The paper tackled the problem that large language models (LLMs) lack hierarchical knowledge in visual understanding, making them a bottleneck for vision LLMs, as shown by experiments with about one million VQA tasks across six taxonomies and four image datasets, where finetuning improved LLMs' hierarchical consistency more than vision LLMs'.

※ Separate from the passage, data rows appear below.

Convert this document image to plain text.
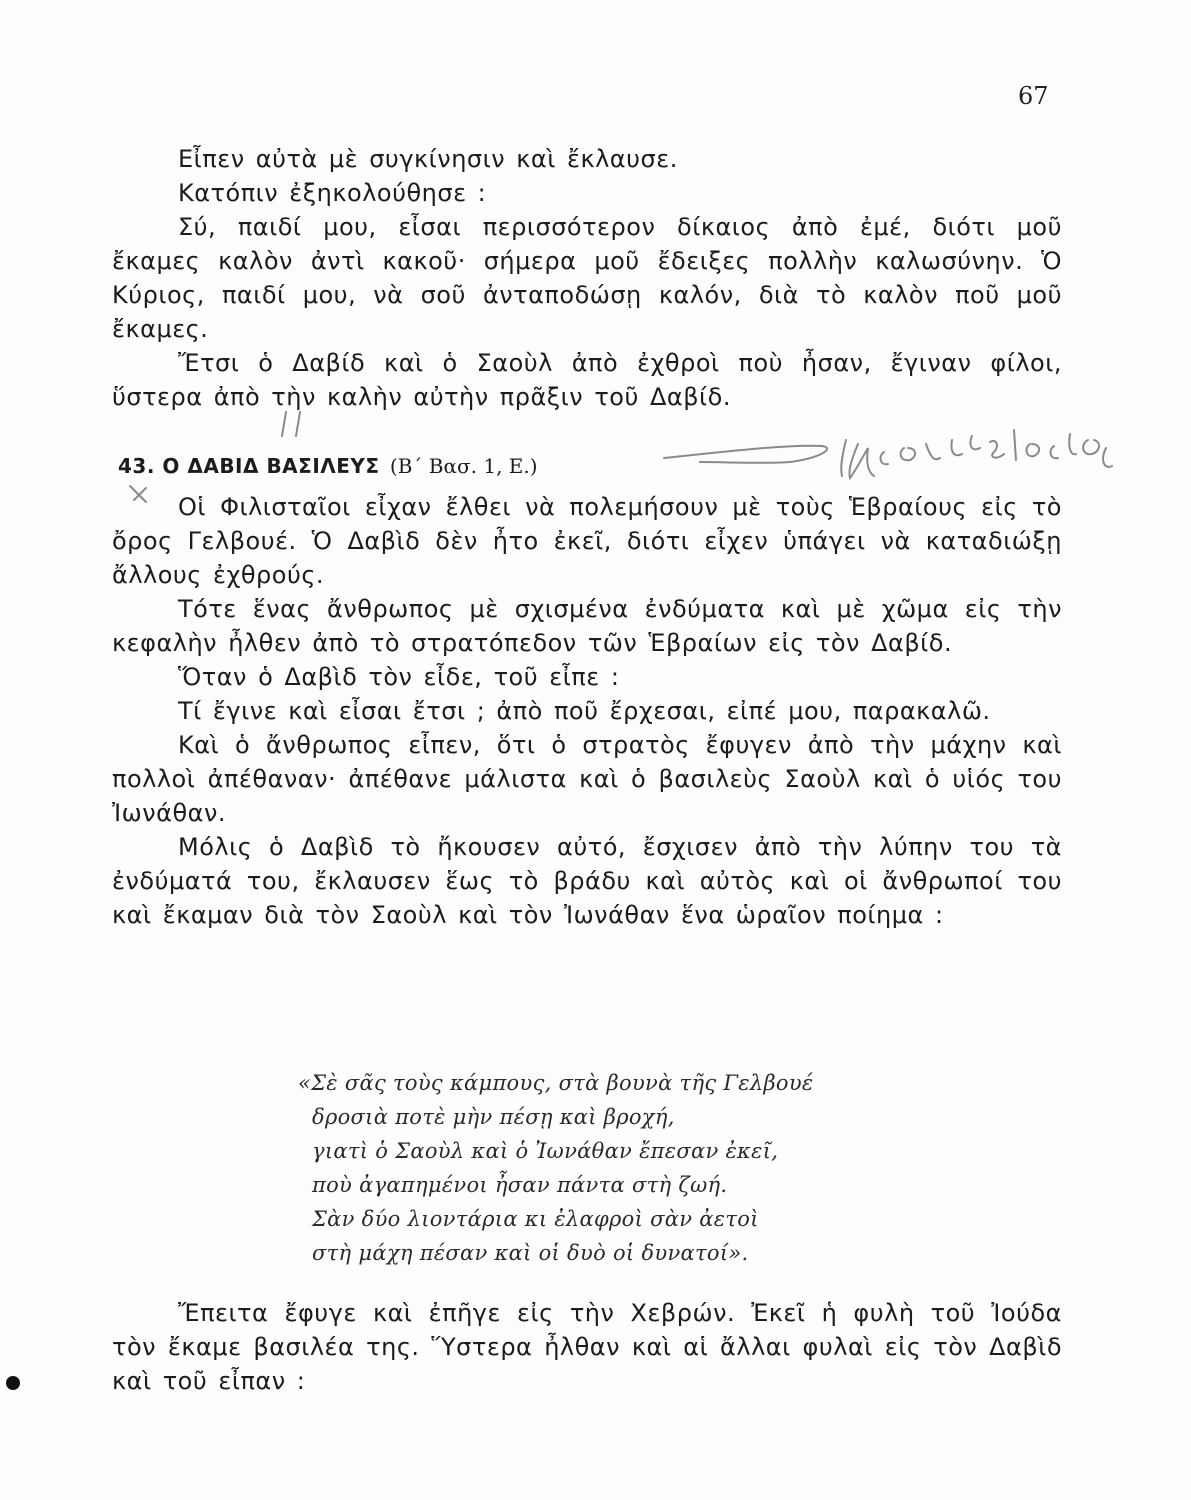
67

Εἶπεν αὐτὰ μὲ συγκίνησιν καὶ ἔκλαυσε.

Κατόπιν ἐξηκολούθησε :

Σύ, παιδί μου, εἶσαι περισσότερον δίκαιος ἀπὸ ἐμέ, διότι μοῦ ἔκαμες καλὸν ἀντὶ κακοῦ· σήμερα μοῦ ἔδειξες πολλὴν καλωσύνην. Ὁ Κύριος, παιδί μου, νὰ σοῦ ἀνταποδώσῃ καλόν, διὰ τὸ καλὸν ποῦ μοῦ ἔκαμες.

Ἔτσι ὁ Δαβίδ καὶ ὁ Σαοὺλ ἀπὸ ἐχθροὶ ποὺ ἦσαν, ἔγιναν φίλοι, ὕστερα ἀπὸ τὴν καλὴν αὐτὴν πρᾶξιν τοῦ Δαβίδ.

43. Ο ΔΑΒΙΔ ΒΑΣΙΛΕΥΣ (Β΄ Βασ. 1, Ε.)

Οἱ Φιλισταῖοι εἶχαν ἔλθει νὰ πολεμήσουν μὲ τοὺς Ἑβραίους εἰς τὸ ὄρος Γελβουέ. Ὁ Δαβὶδ δὲν ἦτο ἐκεῖ, διότι εἶχεν ὑπάγει νὰ καταδιώξῃ ἄλλους ἐχθρούς.

Τότε ἕνας ἄνθρωπος μὲ σχισμένα ἐνδύματα καὶ μὲ χῶμα εἰς τὴν κεφαλὴν ἦλθεν ἀπὸ τὸ στρατόπεδον τῶν Ἑβραίων εἰς τὸν Δαβίδ.

Ὅταν ὁ Δαβὶδ τὸν εἶδε, τοῦ εἶπε :

Τί ἔγινε καὶ εἶσαι ἔτσι ; ἀπὸ ποῦ ἔρχεσαι, εἰπέ μου, παρακαλῶ.

Καὶ ὁ ἄνθρωπος εἶπεν, ὅτι ὁ στρατὸς ἔφυγεν ἀπὸ τὴν μάχην καὶ πολλοὶ ἀπέθαναν· ἀπέθανε μάλιστα καὶ ὁ βασιλεὺς Σαοὺλ καὶ ὁ υἱός του Ἰωνάθαν.

Μόλις ὁ Δαβὶδ τὸ ἤκουσεν αὐτό, ἔσχισεν ἀπὸ τὴν λύπην του τὰ ἐνδύματά του, ἔκλαυσεν ἕως τὸ βράδυ καὶ αὐτὸς καὶ οἱ ἄνθρωποί του καὶ ἔκαμαν διὰ τὸν Σαοὺλ καὶ τὸν Ἰωνάθαν ἕνα ὡραῖον ποίημα :

«Σὲ σᾶς τοὺς κάμπους, στὰ βουνὰ τῆς Γελβουέ
δροσιὰ ποτὲ μὴν πέσῃ καὶ βροχή,
γιατὶ ὁ Σαοὺλ καὶ ὁ Ἰωνάθαν ἔπεσαν ἐκεῖ,
ποὺ ἀγαπημένοι ἦσαν πάντα στὴ ζωή.
Σὰν δύο λιοντάρια κι ἐλαφροὶ σὰν ἀετοὶ
στὴ μάχη πέσαν καὶ οἱ δυὸ οἱ δυνατοί».

Ἔπειτα ἔφυγε καὶ ἐπῆγε εἰς τὴν Χεβρών. Ἐκεῖ ἡ φυλὴ τοῦ Ἰούδα τὸν ἔκαμε βασιλέα της. Ὕστερα ἦλθαν καὶ αἱ ἄλλαι φυλαὶ εἰς τὸν Δαβὶδ καὶ τοῦ εἶπαν :
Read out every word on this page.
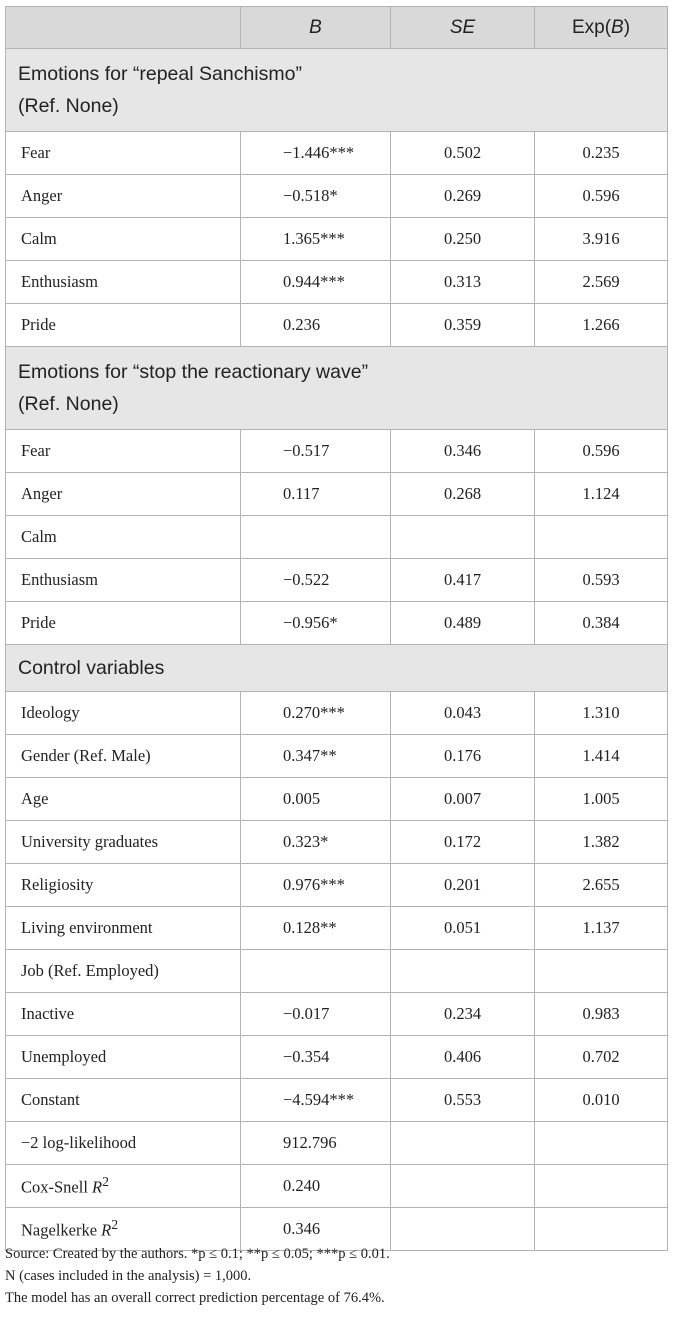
	B	SE	Exp(B)
Emotions for “repeal Sanchismo”
(Ref. None)			
Fear	−1.446***	0.502	0.235
Anger	−0.518*	0.269	0.596
Calm	1.365***	0.250	3.916
Enthusiasm	0.944***	0.313	2.569
Pride	0.236	0.359	1.266
Emotions for “stop the reactionary wave”
(Ref. None)			
Fear	−0.517	0.346	0.596
Anger	0.117	0.268	1.124
Calm			
Enthusiasm	−0.522	0.417	0.593
Pride	−0.956*	0.489	0.384
Control variables			
Ideology	0.270***	0.043	1.310
Gender (Ref. Male)	0.347**	0.176	1.414
Age	0.005	0.007	1.005
University graduates	0.323*	0.172	1.382
Religiosity	0.976***	0.201	2.655
Living environment	0.128**	0.051	1.137
Job (Ref. Employed)			
Inactive	−0.017	0.234	0.983
Unemployed	−0.354	0.406	0.702
Constant	−4.594***	0.553	0.010
−2 log-likelihood	912.796		
Cox-Snell $R^2$	0.240		
Nagelkerke $R^2$	0.346		
Source: Created by the authors. *p ≤ 0.1; **p ≤ 0.05; ***p ≤ 0.01.
N (cases included in the analysis) = 1,000.
The model has an overall correct prediction percentage of 76.4%.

This paper reveals that many state-of-the-art large language models (LLMs) lack hierarchical knowledge about our visual world, unaware of even well-established biology taxonomies. This shortcoming makes LLMs a bottleneck for vision LLMs' hierarchical visual understanding (e.g., recognizing Anemone Fish but not Vertebrate). We arrive at these findings using about one million four-choice visual question answering (VQA) tasks constructed from six taxonomies and four image datasets. Interestingly, finetuning a vision LLM using our VQA tasks reaffirms LLMs' bottleneck effect to some extent because the VQA tasks improve the LLM's hierarchical consistency more than the vision LLM's. We conjecture that one cannot make vision LLMs understand visual concepts fully hierarchical until LLMs possess corresponding taxonomy knowledge.